Como lidar com as horas de plantão da enfermagem

Boa alimentação e prática de atividade física melhoram a disposição durante a jornada de trabalho noturna

O fluxo de entrada de pacientes em hospitais e clínicas médicas no período noturno é menor se comparado com o período diurno, mas engana-se quem pensa que a rotina dos profissionais da saúde seja tranquila na madrugada. O plantão noturno exige de auxiliares, técnicos e enfermeiros estado de alerta, esforço cognitivo e disposição física para encarar a jornada de trabalho. O pronto atendimento pode ficar algumas horas sem novas entradas, mas casos de risco e graves podem surgir a qualquer momento – e é preciso estar preparado para todo o tipo de emergência. 

A enfermeira Denise Reis Dias Pupin atua na Unidade de Terapia Intensiva do Hospital Alvorada Moema em São Paulo (SP) e faz plantão noturno há 17 anos. Acostumada a trocar o dia pela noite, Denise conta que sempre optou pelo turno da noite – e dupla jornada de trabalho. ”Desde quando me formei enfermeira, trabalho 18 horas por dia, sendo seis horas à tarde mais os plantões noturnos – dia sim e dia não – somando 80 horas semanais. A dinâmica na UTI é bastante diferente dos demais setores e é gratificante atuar na linha de pacientes críticos e promover o melhor cuidado”, conta ela.

Apesar da intensa carga de trabalho, Denise consegue separar os problemas profissionais e não levá-los para o lar. Adepta da prática de atividade física e a boa alimentação, a enfermeira da UTI prepara suas marmitas e lanches para encarar a longa jornada no hospital. “Quando estamos com o corpo e a mente saudáveis, tudo flui melhor. Nós, profissionais da saúde e principalmente da enfermagem, precisamos estar bem para atender o próximo. É o primeiro requisito ”, afirma Denise. 

Ao dar entrada no plantão, a enfermeira prepara todo o material dos pacientes que estão sob o cuidado da equipe e protocolos do setor caso haja novas entradas. Denise prefere evitar a cafeína durante a noite e aposta na adaptação conjunta para um trabalho eficiente. “Existe uma poluição sonora no ambiente da UTI além do sofrimento de quem está ali e é preciso criar estratégias para se adequar ao local. Independente do plantão estar corrido ou tranquilo, a partir das 22 horas nós reduzimos a luminosidade para que os pacientes – em estado grave ou conscientes – possam descansar e associar ao período de sono. Não é porque a equipe está ativa que os pacientes precisam sofrer com os barulhos e luz forte”, afirma ela. 

Pandemia: escolhas e renúncias 

De frente com a crítica situação causada pela COVID-19, Denise sentiu na pele a potência do vírus. Ao sair de férias em meados de agosto para descansar, ela contraiu o vírus SarS-Cov-2 e precisou ser internada por nove dias. “Tive 50% de comprometimento pulmonar e, quando saí da internação, me questionei sobre minha árdua jornada de trabalho. Seu não resistisse, teria trabalhado a vida inteira e não cuidado do meu filho – e aquele momento foi um ‘divisor de águas’ para mim”, conta a enfermeira. 

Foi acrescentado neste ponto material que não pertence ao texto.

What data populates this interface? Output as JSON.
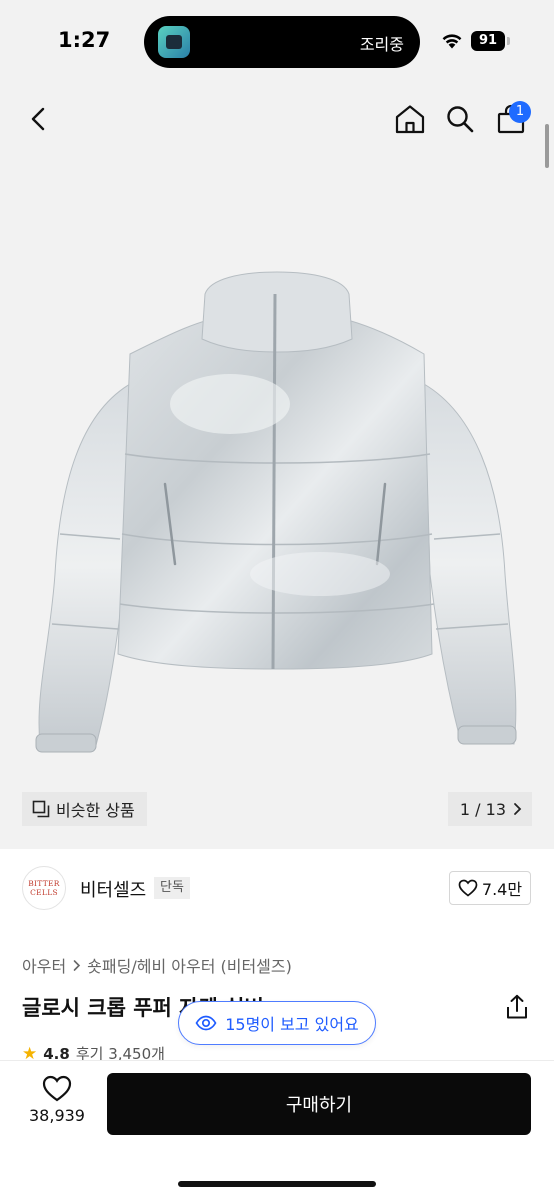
{
  "status_bar": {
    "time": "1:27",
    "live_activity": "조리중",
    "battery": "91"
  },
  "nav": {
    "cart_count": "1",
    "icons": [
      "back-arrow-icon",
      "home-icon",
      "search-icon",
      "cart-icon"
    ]
  },
  "gallery": {
    "similar_label": "비슷한 상품",
    "counter": "1 / 13"
  },
  "brand": {
    "logo_text_line1": "BITTER",
    "logo_text_line2": "CELLS",
    "name": "비터셀즈",
    "tag": "단독",
    "likes": "7.4만"
  },
  "breadcrumb": {
    "category": "아우터",
    "subcategory": "숏패딩/헤비 아우터 (비터셀즈)"
  },
  "product": {
    "title": "글로시 크롭 푸퍼 자켓 실버",
    "rating": "4.8",
    "reviews": "후기 3,450개"
  },
  "viewers": {
    "text": "15명이 보고 있어요"
  },
  "bottom": {
    "wish_count": "38,939",
    "buy_label": "구매하기"
  },
  "colors": {
    "accent": "#1f6bff",
    "buy_button": "#0a0a0a",
    "hero_bg": "#f2f2f2"
  }
}
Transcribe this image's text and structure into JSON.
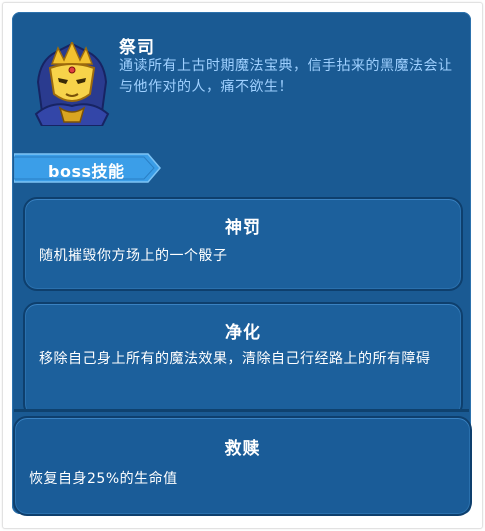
{
  "boss": {
    "name": "祭司",
    "description": "通读所有上古时期魔法宝典，信手拈来的黑魔法会让与他作对的人，痛不欲生！",
    "avatar_icon": "golden-masked-priest-icon"
  },
  "section": {
    "label": "boss技能"
  },
  "skills": [
    {
      "title": "神罚",
      "description": "随机摧毁你方场上的一个骰子"
    },
    {
      "title": "净化",
      "description": "移除自己身上所有的魔法效果，清除自己行经路上的所有障碍"
    },
    {
      "title": "救赎",
      "description": "恢复自身25%的生命值"
    }
  ],
  "colors": {
    "panel_bg": "#1a5a93",
    "card_bg": "#1c609c",
    "accent_text": "#9fd0ff",
    "banner": "#3b9ee8"
  }
}
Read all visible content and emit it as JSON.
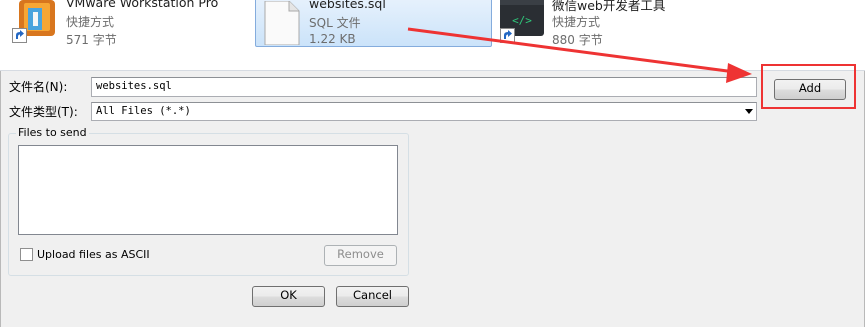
{
  "files": [
    {
      "name": "VMware Workstation Pro",
      "type": "快捷方式",
      "size": "571 字节",
      "icon": "vmware-icon"
    },
    {
      "name": "websites.sql",
      "type": "SQL 文件",
      "size": "1.22 KB",
      "icon": "document-icon"
    },
    {
      "name": "微信web开发者工具",
      "type": "快捷方式",
      "size": "880 字节",
      "icon": "code-editor-icon"
    }
  ],
  "form": {
    "filename_label": "文件名(N):",
    "filename_value": "websites.sql",
    "filetype_label": "文件类型(T):",
    "filetype_value": "All Files (*.*)"
  },
  "buttons": {
    "add": "Add",
    "remove": "Remove",
    "ok": "OK",
    "cancel": "Cancel"
  },
  "group": {
    "title": "Files to send",
    "ascii_label": "Upload files as ASCII",
    "ascii_checked": false
  },
  "colors": {
    "annotation": "#ee3333",
    "selection": "#cbe3fa"
  }
}
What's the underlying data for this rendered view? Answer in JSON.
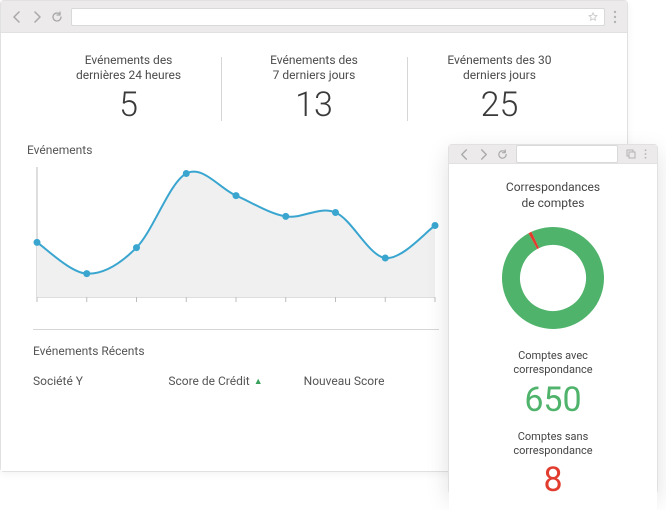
{
  "stats": [
    {
      "label_l1": "Evénements des",
      "label_l2": "dernières 24 heures",
      "value": "5"
    },
    {
      "label_l1": "Evénements des",
      "label_l2": "7 derniers jours",
      "value": "13"
    },
    {
      "label_l1": "Evénements des 30",
      "label_l2": "derniers jours",
      "value": "25"
    }
  ],
  "events_section_title": "Evénements",
  "recent_section_title": "Evénements Récents",
  "table": {
    "col0": "Société Y",
    "col1": "Score de Crédit",
    "col2": "Nouveau Score"
  },
  "small": {
    "title_l1": "Correspondances",
    "title_l2": "de comptes",
    "matched_label_l1": "Comptes avec",
    "matched_label_l2": "correspondance",
    "matched_value": "650",
    "unmatched_label_l1": "Comptes sans",
    "unmatched_label_l2": "correspondance",
    "unmatched_value": "8"
  },
  "colors": {
    "line": "#3aa6d0",
    "fill": "#f0f0f0",
    "green": "#4fb36b",
    "red": "#e23c2e"
  },
  "chart_data": {
    "type": "line",
    "title": "Evénements",
    "x": [
      0,
      1,
      2,
      3,
      4,
      5,
      6,
      7,
      8
    ],
    "values": [
      42,
      18,
      38,
      95,
      78,
      62,
      65,
      30,
      55
    ],
    "ylim": [
      0,
      100
    ],
    "xlabel": "",
    "ylabel": ""
  },
  "donut_data": {
    "type": "pie",
    "series": [
      {
        "name": "Comptes avec correspondance",
        "value": 650,
        "color": "#4fb36b"
      },
      {
        "name": "Comptes sans correspondance",
        "value": 8,
        "color": "#e23c2e"
      }
    ]
  }
}
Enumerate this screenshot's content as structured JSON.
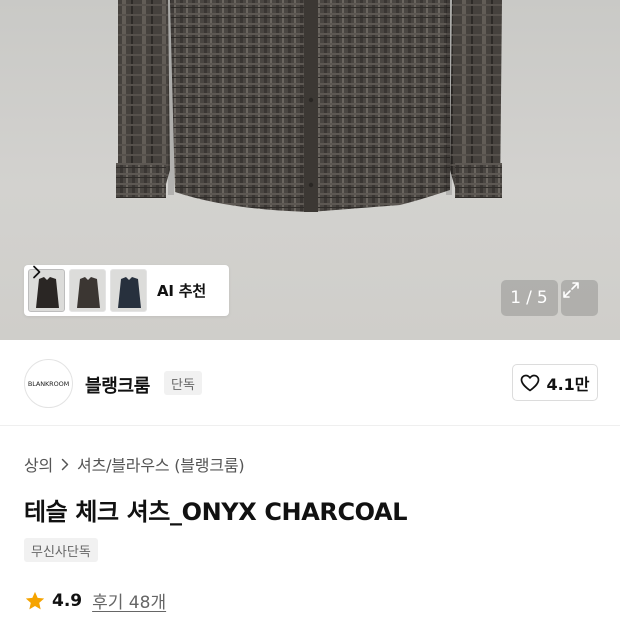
{
  "gallery": {
    "current_page": "1",
    "total_pages": "5",
    "separator": "/",
    "ai_recommend_label": "AI 추천",
    "thumbnails": [
      {
        "color": "#2a2624"
      },
      {
        "color": "#3b3632"
      },
      {
        "color": "#27303d"
      }
    ]
  },
  "brand": {
    "logo_text": "BLANKROOM",
    "name": "블랭크룸",
    "badge": "단독",
    "like_count": "4.1만"
  },
  "product": {
    "breadcrumb": [
      "상의",
      "셔츠/블라우스 (블랭크룸)"
    ],
    "title": "테슬 체크 셔츠_ONYX CHARCOAL",
    "tag": "무신사단독",
    "rating": "4.9",
    "review_label": "후기 48개"
  },
  "colors": {
    "star": "#f5a300",
    "badge_bg": "#f1f1f1"
  }
}
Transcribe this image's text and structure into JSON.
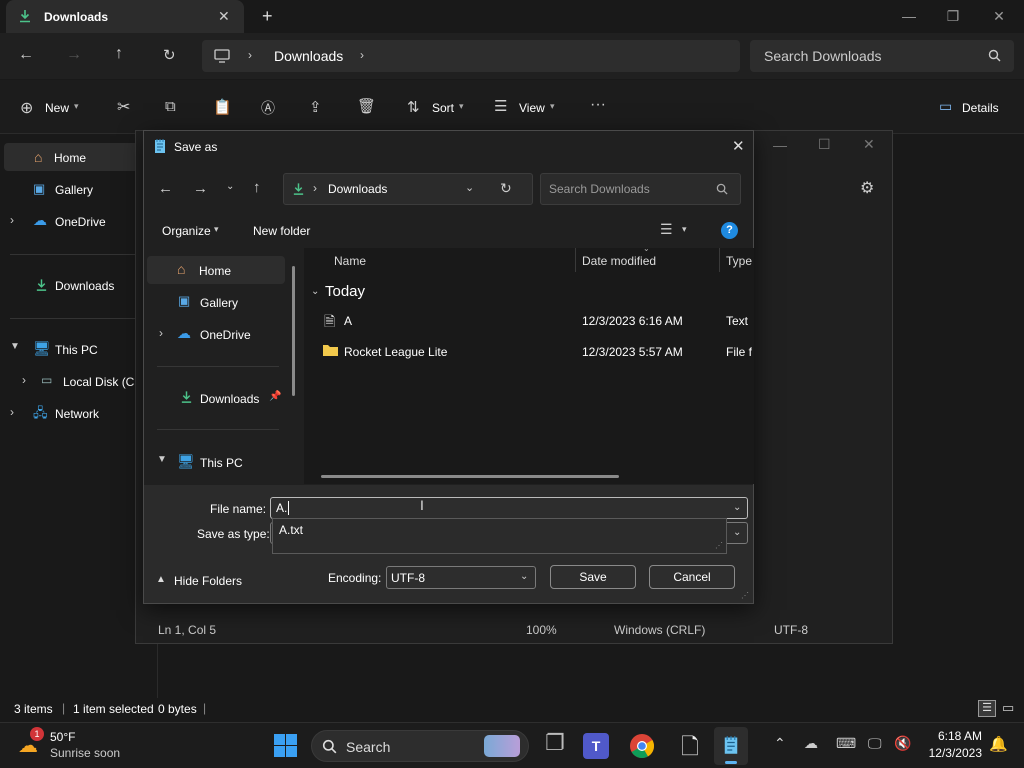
{
  "explorer": {
    "tab_title": "Downloads",
    "address": [
      "Downloads"
    ],
    "search_placeholder": "Search Downloads",
    "toolbar": {
      "new": "New",
      "sort": "Sort",
      "view": "View",
      "details": "Details"
    },
    "nav": {
      "home": "Home",
      "gallery": "Gallery",
      "onedrive": "OneDrive",
      "downloads": "Downloads",
      "thispc": "This PC",
      "localdisk": "Local Disk (C:",
      "network": "Network"
    },
    "status": {
      "items": "3 items",
      "selected": "1 item selected",
      "size": "0 bytes"
    }
  },
  "notepad": {
    "status": {
      "position": "Ln 1, Col 5",
      "zoom": "100%",
      "line_ending": "Windows (CRLF)",
      "encoding": "UTF-8"
    }
  },
  "dialog": {
    "title": "Save as",
    "address": "Downloads",
    "search_placeholder": "Search Downloads",
    "organize": "Organize",
    "new_folder": "New folder",
    "sidebar": {
      "home": "Home",
      "gallery": "Gallery",
      "onedrive": "OneDrive",
      "downloads": "Downloads",
      "thispc": "This PC"
    },
    "columns": {
      "name": "Name",
      "date": "Date modified",
      "type": "Type"
    },
    "group": "Today",
    "files": [
      {
        "name": "A",
        "date": "12/3/2023 6:16 AM",
        "type": "Text D"
      },
      {
        "name": "Rocket League Lite",
        "date": "12/3/2023 5:57 AM",
        "type": "File fo"
      }
    ],
    "file_name_label": "File name:",
    "file_name_value": "A.",
    "autocomplete": "A.txt",
    "save_type_label": "Save as type:",
    "hide_folders": "Hide Folders",
    "encoding_label": "Encoding:",
    "encoding_value": "UTF-8",
    "save": "Save",
    "cancel": "Cancel"
  },
  "taskbar": {
    "weather_temp": "50°F",
    "weather_desc": "Sunrise soon",
    "weather_badge": "1",
    "search": "Search",
    "time": "6:18 AM",
    "date": "12/3/2023"
  },
  "colors": {
    "accent": "#0078d4",
    "folder": "#f2c94c",
    "download_green": "#4cc38a"
  }
}
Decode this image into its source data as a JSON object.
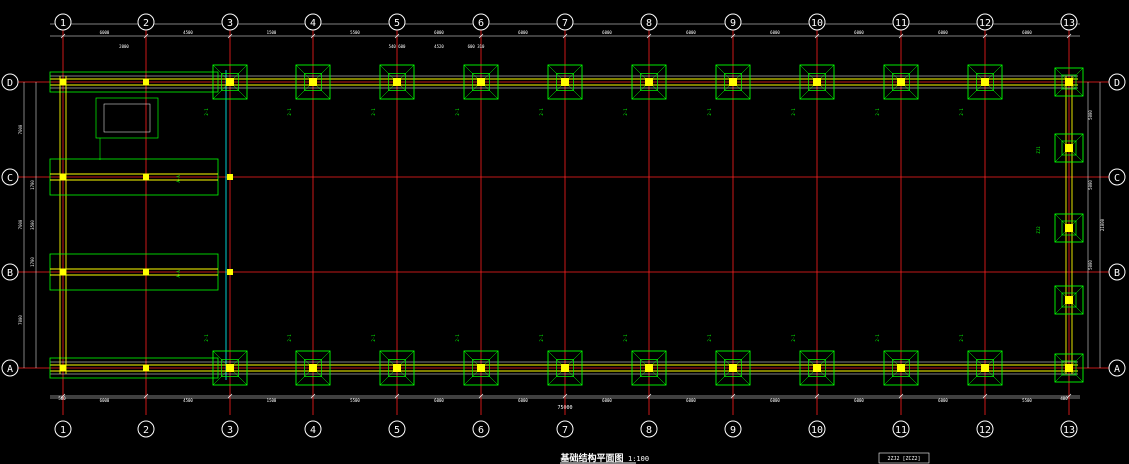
{
  "colors": {
    "background": "#000000",
    "axis_line": "#ff2020",
    "bubble": "#ffffff",
    "dimension": "#ffffff",
    "beam": "#ffff00",
    "footing": "#00ff00",
    "column": "#ffff00",
    "frame_line": "#ffffff",
    "cyan_line": "#00ffff",
    "annotation": "#00ff00"
  },
  "drawing": {
    "title": "基础结构平面图",
    "scale_text": "1:100",
    "small_note": "2ZJ2 [ZCZ2]"
  },
  "axes": {
    "columns": [
      "1",
      "2",
      "3",
      "4",
      "5",
      "6",
      "7",
      "8",
      "9",
      "10",
      "11",
      "12",
      "13"
    ],
    "rows": [
      "D",
      "C",
      "B",
      "A"
    ]
  },
  "dimensions": {
    "top_spans": [
      "6000",
      "4500",
      "1500",
      "5500",
      "6000",
      "6000",
      "6000",
      "6000",
      "6000",
      "6000",
      "6000",
      "6000",
      "5500"
    ],
    "top_detail": [
      "2000",
      "540 600",
      "4520",
      "600 310"
    ],
    "bottom_spans": [
      "6000",
      "4500",
      "1500",
      "5500",
      "6000",
      "6000",
      "6000",
      "6000",
      "6000",
      "6000",
      "6000",
      "5500",
      "6500"
    ],
    "overall": "75000",
    "left_spans": [
      "7000",
      "7000",
      "7000"
    ],
    "left_detail": [
      "1700",
      "3500",
      "1700"
    ],
    "right_spans": [
      "5000",
      "5000",
      "5000"
    ],
    "right_total": "21000",
    "edge_a": "500",
    "edge_b": "400"
  },
  "footing_labels": {
    "main": "2-1",
    "pad": "ZJ1",
    "pad_alt": "ZJ2",
    "beam": "A-A",
    "small": "1500"
  }
}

Quando recebeu alta, Denise optou em seguir apenas no Hospital Alvorada, lugar em que trabalha há mais de 10 anos. “Desde o início da carreira eu optei pela dupla jornada de trabalho para oferecer uma boa vida ao meu filho. Mas, depois dos quase 20 dias doente, escolhi dar um descanso para o meu corpo e minha mente. Trabalhar com pacientes não é fácil, é preciso muita força interior e física para lidar com o dia a dia, principalmente quando falamos de pacientes críticos – como pede a UTI”, afirma. 

Com a carga de trabalho reduzida, Denise segue em seus plantões noturnos, mas se diz mais disposta para cuidar de seus pacientes e equipe de enfermagem. “Posso dizer que a pandemia é uma doença solitária e muito triste. Quando me vi adoecendo, precisei parar e rever minha vida. Precisamos estar mais presentes na vida de quem amamos, abraçar e dizer mais ‘eu te amo’. Se eu pudesse, escolheria a enfermagem mil vezes porque não é apenas um trabalho remunerado, é amor – e, principalmente, autocuidado”, finaliza.